This year has been the worst for dividend investors since the height of the Great Recession. Hundreds of companies have slashed or suspended their payouts due to the coronavirus pandemic's impact on their operations and financial results.
While the dividend destruction is widespread, two sectors have taken a real beating: energy and REITs. Investors are bailing on those entire industries even though not all dividends are at risk. Two that stand out for their durability are the payouts of pipeline operator Enbridge (ENB -0.15%) and office REIT Boston Properties (BXP -1.61%). With their stock prices under pressure due to all the investor disdain for their respective sectors, their dividend yields are rising, making them appealing stocks for income seekers to buy.
Shares of Canadian energy infrastructure giant Enbridge have tumbled more than 20% this year, pushing its dividend yield up to about 8%. While a payout that high is usually a sign of trouble, that doesn't seem to be the case with Enbridge. Despite all the turmoil swirling across the energy sector, Enbridge's earnings are right on track with its full-year forecast thanks to the resilient nature of its business model, which largely insulates it from fluctuations in commodity prices and volumes.
Meanwhile, Enbridge typically pays out a reasonably conservative portion of its stable cash flow to support its dividend, with its payout ratio usually coming in around 65%. On top of that, it has a strong investment-grade balance sheet with leverage currently below its target level. Because of that, its dividend is on rock-solid ground.
Since Enbridge pays out a conservative portion of its cash flow via its dividend and has a strong balance sheet, it has the financial flexibility to continue expanding its operations. It currently has 11 billion Canadian dollars ($8.4 billion) of expansion projects under construction, including new oil and gas pipelines, expansions of its natural gas utilities, and new offshore wind farms. These commercially secured expansions should grow its cash flow by a 5% to 7% annual rate through 2022. Meanwhile, it has many other projects in development, including several more offshore wind farms in Europe. That pivot toward renewable energy is worth noting since it should enable the company to continue growing its cash flow and dividend in the coming years, making it a high-upside opportunity in the energy sector.
Standing tall amid the storm
Shares of office REITs have gotten hammered this year on concerns that COVID-19 will drive a permanent shift to working from home. That would impact demand for office space, causing occupancy and rental rates to fall. Those fears have weighed on shares of Boston Properties, which has lost about 35% of its value this year, pushing its dividend yield to 4.3%.
However, while investors are concerned about the future of the office, Boston Properties believes those concerns are overblown. Companies that initially saw some benefits to remote work are starting to desire a return to a normal working environment, which is better for learning, mentoring, collaboration, and creating office culture. Likewise, employees are tired of working from home, with the vast majority (88%, according to a recent survey by the Gensler Research Institute) desiring to go back to the office in some capacity.

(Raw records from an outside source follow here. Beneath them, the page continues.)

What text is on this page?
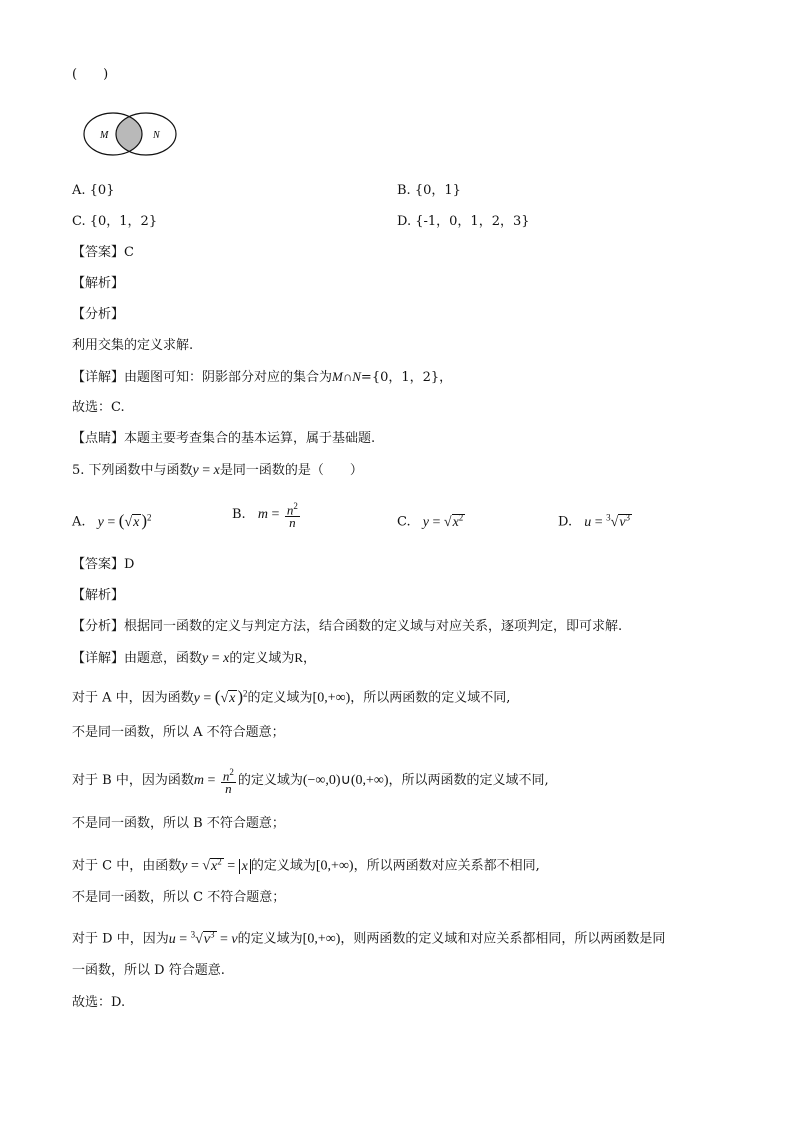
(　　)
M	N
A. {0}	B. {0，1}
C. {0，1，2}	D. {-1，0，1，2，3}
【答案】C
【解析】
【分析】
利用交集的定义求解.
【详解】由题图可知：阴影部分对应的集合为M∩N={0，1，2}，
故选：C.
【点睛】本题主要考查集合的基本运算，属于基础题.
5. 下列函数中与函数y = x是同一函数的是（　　）
A. y = (√x )$^2$	B. $m = \frac{n^2}{n}$	C. $y = √x^2$	D. $u = ^3√v^3$
【答案】D
【解析】
【分析】根据同一函数的定义与判定方法，结合函数的定义域与对应关系，逐项判定，即可求解.
【详解】由题意，函数y = x的定义域为R，
对于 A 中，因为函数y = (√x )$^2$的定义域为[0,+∞)，所以两函数的定义域不同,
不是同一函数，所以 A 不符合题意；
对于 B 中，因为函数$m = \frac{n^2}{n}$ 的定义域为(−∞,0)∪(0,+∞)，所以两函数的定义域不同,
不是同一函数，所以 B 不符合题意；
对于 C 中，由函数$y = √x^2 = x$ 的定义域为[0,+∞)，所以两函数对应关系都不相同,
不是同一函数，所以 C 不符合题意；
对于 D 中，因为$u = ^3√v^3 = v$的定义域为[0,+∞)，则两函数的定义域和对应关系都相同，所以两函数是同
一函数，所以 D 符合题意.
故选：D.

Because of that, most office tenants have continued to pay their rent during the pandemic, with Boston Properties collecting 98% during the second quarter. Further, it continued to lease new space during that period despite all the uncertainty.
Meanwhile, the company complements its steady revenue stream with a top-notch balance sheet. It boasts one of the highest credit ratings in the office REIT sector and has a cash-rich balance sheet. At $1.9 billion, it has enough cash to redeem its debt maturities through 2022 and fund the entire $1.1 billion remaining on its office development pipeline, which is already 74% preleased. Given that strong financial footing, this REIT's dividend is on solid ground, making it an intriguing contrarian choice for income investors.
Investors have tossed out most energy and real estate stocks this year because COVID-19 walloped those sectors, causing many companies to slash their payouts. While that overall weakness has weighed on valuations across both sectors, not all dividends in those industries are at risk of a reduction. Investors can collect some attractive income streams by wading into these unloved areas with Boston Properties and Enbridge, which stand out for their compelling blend of yield and durability.